Linear span problems > Determine the dimension of $\operatorname{span}(\underline{a}-\underline{b},\underline{a}+\underline{b}+\underline{c},-2\underline{a}-\underline{c})$, given $\underline{a},\underline{b}$ and $\underline{c}$ are linearly independent.
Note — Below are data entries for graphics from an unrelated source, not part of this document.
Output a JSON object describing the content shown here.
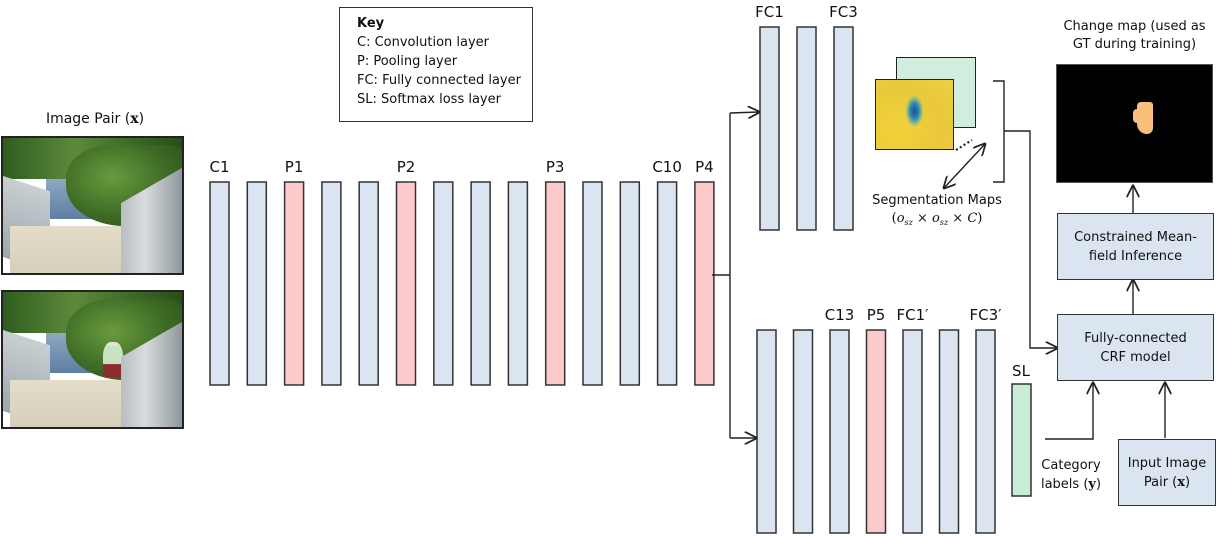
{
  "key": {
    "title": "Key",
    "items": [
      "C: Convolution layer",
      "P: Pooling layer",
      "FC: Fully connected layer",
      "SL: Softmax loss layer"
    ]
  },
  "input": {
    "title_prefix": "Image Pair (",
    "title_var": "x",
    "title_suffix": ")",
    "images": [
      {
        "name": "image-before",
        "has_person": false
      },
      {
        "name": "image-after",
        "has_person": true
      }
    ]
  },
  "colors": {
    "conv": "#dbe5f1",
    "pool": "#fccaca",
    "softmax": "#c9ecd6",
    "stroke": "#333333"
  },
  "trunk": {
    "layers": [
      {
        "type": "conv",
        "label": "C1"
      },
      {
        "type": "conv",
        "label": ""
      },
      {
        "type": "pool",
        "label": "P1"
      },
      {
        "type": "conv",
        "label": ""
      },
      {
        "type": "conv",
        "label": ""
      },
      {
        "type": "pool",
        "label": "P2"
      },
      {
        "type": "conv",
        "label": ""
      },
      {
        "type": "conv",
        "label": ""
      },
      {
        "type": "conv",
        "label": ""
      },
      {
        "type": "pool",
        "label": "P3"
      },
      {
        "type": "conv",
        "label": ""
      },
      {
        "type": "conv",
        "label": ""
      },
      {
        "type": "conv",
        "label": "C10"
      },
      {
        "type": "pool",
        "label": "P4"
      }
    ]
  },
  "top_branch": {
    "layers": [
      {
        "type": "conv",
        "label": "FC1"
      },
      {
        "type": "conv",
        "label": ""
      },
      {
        "type": "conv",
        "label": "FC3"
      }
    ]
  },
  "bottom_branch": {
    "layers": [
      {
        "type": "conv",
        "label": ""
      },
      {
        "type": "conv",
        "label": ""
      },
      {
        "type": "conv",
        "label": "C13"
      },
      {
        "type": "pool",
        "label": "P5"
      },
      {
        "type": "conv",
        "label": "FC1′"
      },
      {
        "type": "conv",
        "label": ""
      },
      {
        "type": "conv",
        "label": "FC3′"
      }
    ],
    "softmax_label": "SL"
  },
  "segmentation": {
    "label": "Segmentation Maps",
    "dims": "(oₛₓ × oₛₓ × C)",
    "dims_parts": {
      "open": "(",
      "a": "o",
      "sub": "sz",
      "times": " × ",
      "c": "C",
      "close": ")"
    }
  },
  "category": {
    "line1": "Category",
    "line2_prefix": "labels (",
    "line2_var": "y",
    "line2_suffix": ")"
  },
  "crf": {
    "line1": "Fully-connected",
    "line2": "CRF model"
  },
  "meanfield": {
    "line1": "Constrained Mean-",
    "line2": "field Inference"
  },
  "input_pair_box": {
    "line1": "Input Image",
    "line2_prefix": "Pair (",
    "line2_var": "x",
    "line2_suffix": ")"
  },
  "changemap": {
    "line1": "Change map (used as",
    "line2": "GT during training)"
  }
}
I know that $$\begin{align*}\operatorname{span}( \underline{a}-\underline{b},\underline{a}+\underline{b}+\underline{c},-2\underline{a}-\underline{c}) &= \operatorname{span}( 2\underline{a}+\underline{c},\underline{a}+\underline{b}+\underline{c},-2\underline{a}-\underline{c}) \\\ &= \operatorname{span}( \underline{0},\underline{a}+\underline{b}+\underline{c},-2\underline{a}-\underline{c}) \\\ &=\operatorname{span}( -\underline{a}+\underline{b},-2\underline{a}-\underline{c})\end{align*}$$ But I don't understand why I can conclude that these two are in the basis and therefore the dimension is 2?

Without loss of generality, we may assume that $a,b,c$ is the standard basis. So the vectors in coordinates are given by $$ u=\begin{pmatrix}1 \\\ -1 \\\0 \end{pmatrix}, \;v=\begin{pmatrix}1 \\\ 1 \\\1 \end{pmatrix}, \; w=\begin{pmatrix}-2 \\\ 0 \\\\-1 \end{pmatrix}. $$ We want to determine $n=\dim span(u,v,w)$. Clearly $1\le n\le 3$ by definition here. But because $u+v+w=0$, we have $n\le 2$. However, each two are linearly independent, so $n=2$.